Peter Smyth: ‘Canada’s Premier Policy on Nursing Environments Is Broken’

Nothing makes the American public feel more frustrated with the Trump administration than entitlement. Health care issues are another prime target, especially when it comes to politicians on both sides of the aisle. And…

Peter Smyth: 'Canada’s Premier Policy on Nursing Environments Is Broken'

Nothing makes the American public feel more frustrated with the Trump administration than entitlement.

Health care issues are another prime target, especially when it comes to politicians on both sides of the aisle.

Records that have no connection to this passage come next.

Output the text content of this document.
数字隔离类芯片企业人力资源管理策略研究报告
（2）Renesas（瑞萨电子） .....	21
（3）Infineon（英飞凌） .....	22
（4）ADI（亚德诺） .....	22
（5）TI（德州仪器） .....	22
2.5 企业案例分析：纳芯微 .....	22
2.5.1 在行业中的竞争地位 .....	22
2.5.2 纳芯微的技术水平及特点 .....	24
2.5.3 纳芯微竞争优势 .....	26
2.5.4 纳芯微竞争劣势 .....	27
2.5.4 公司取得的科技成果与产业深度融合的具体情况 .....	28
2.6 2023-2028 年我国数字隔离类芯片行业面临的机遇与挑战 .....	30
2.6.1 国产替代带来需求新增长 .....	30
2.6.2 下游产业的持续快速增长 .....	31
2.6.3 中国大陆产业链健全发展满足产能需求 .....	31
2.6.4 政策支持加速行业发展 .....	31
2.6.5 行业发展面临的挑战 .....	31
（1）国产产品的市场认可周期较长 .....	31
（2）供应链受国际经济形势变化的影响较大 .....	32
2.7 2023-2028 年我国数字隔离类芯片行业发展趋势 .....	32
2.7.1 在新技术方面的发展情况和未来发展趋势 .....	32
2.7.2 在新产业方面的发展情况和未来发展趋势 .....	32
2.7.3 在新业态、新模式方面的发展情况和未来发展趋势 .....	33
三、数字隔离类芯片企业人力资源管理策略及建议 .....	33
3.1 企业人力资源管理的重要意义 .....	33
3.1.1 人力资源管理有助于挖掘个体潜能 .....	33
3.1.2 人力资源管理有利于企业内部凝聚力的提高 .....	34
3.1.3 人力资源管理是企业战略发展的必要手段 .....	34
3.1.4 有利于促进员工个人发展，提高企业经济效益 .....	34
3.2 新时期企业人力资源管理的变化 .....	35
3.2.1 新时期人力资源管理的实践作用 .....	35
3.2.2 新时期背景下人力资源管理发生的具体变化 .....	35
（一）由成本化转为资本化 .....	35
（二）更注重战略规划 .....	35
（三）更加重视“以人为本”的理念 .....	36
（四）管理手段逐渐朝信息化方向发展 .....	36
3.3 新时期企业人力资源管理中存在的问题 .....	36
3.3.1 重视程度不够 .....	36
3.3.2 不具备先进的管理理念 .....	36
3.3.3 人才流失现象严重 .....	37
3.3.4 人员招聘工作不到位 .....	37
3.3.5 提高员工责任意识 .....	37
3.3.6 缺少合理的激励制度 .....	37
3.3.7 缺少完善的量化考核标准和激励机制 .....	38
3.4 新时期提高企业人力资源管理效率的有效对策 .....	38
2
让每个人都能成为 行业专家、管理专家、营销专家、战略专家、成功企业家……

And like every other issue, there are one or two special interest groups that are more concerned with protecting their brand than getting real solutions. The latest example of this comes from Canada, where nurses are now getting a raw deal.

As the economy is growing robustly, millions of Canadians are entering the workforce, including nurses in cities such as Toronto and Vancouver. Health care is now Canada’s largest employer. According to the Canadian Nursing Information Database, nearly 600,000 nurses work in hospitals, hospices, and mental health facilities.

As more Canadians enter the workforce, the government is pushing more and more nurses to train for employment rather than to seek employment.

At the same time, nurses are being forced to undergo training for new skills they don’t need yet. This is a dangerous game of musical chairs, and one that the federal government needs to rethink. In January 2018, Canada’s Minister of Health, Ginette Petitpas Taylor, issued a memorandum that officially ends existing, federally funded healthcare training programs. In February, Health Canada announced a new federal policy “to reform and increase quality care in both primary and secondary care settings, by ensuring the right training opportunities exist for nurses and other health professionals.”

These two federal policies are all about expanding “quality care” through the creation of new positions. So this matters.

Contrary to the government’s policies, nurses in many Canadian cities have long been able to obtain training and jobs with their current skills and training. Canadians understand that the current system of funding nursing education and training grants dates back to the 19th century.

This system is embedded in Canada’s national medicare. That means the system is broken.

Ontario’s nurses get the worst deal in Canada. According to Forum Research Associates, just 49 percent of Ontario nurses approve of the “financial support provided by the provincial government” to funding nurses’ wages. To put that into perspective, 84 percent of nurses in British Columbia approve of the provincial government’s policy. And 87 percent of Quebec nurses approve of the provincial government’s policy.

These attitudes reflect clear dissatisfaction with the political leaders in their own province. Ontario nurses tell Forum Research that they want government to revisit their “graduate salary scheme.” This requires nurses to take a two-year residence (e.g., stay-at-home mom) as part of their qualification process. Based on the doctors’ exam, they then earn a competitive “graduate salary.”

Significantly, Ontario nurses are facing unprecedented consequences for their political contributions. Forum Research associates found that it has gone from being an unwritten rule to becoming a requirement for winning elections.

Forum Research associates found that in 2018, Ontario nurses contributed $10.7 million to federal elections. This is the highest amount the nurses in Ontario have contributed to federal elections in the last 25 years.

Politicians should not be able to use their office to receive campaign contributions from nurses who are also asking for their profession to be funded in the future.

Seeking a revised graduate salary structure is the right thing to do for nurses and the Canadian public.

Peter Smyth is a political scientist at Ryerson University, and a director of Forum Research Associates.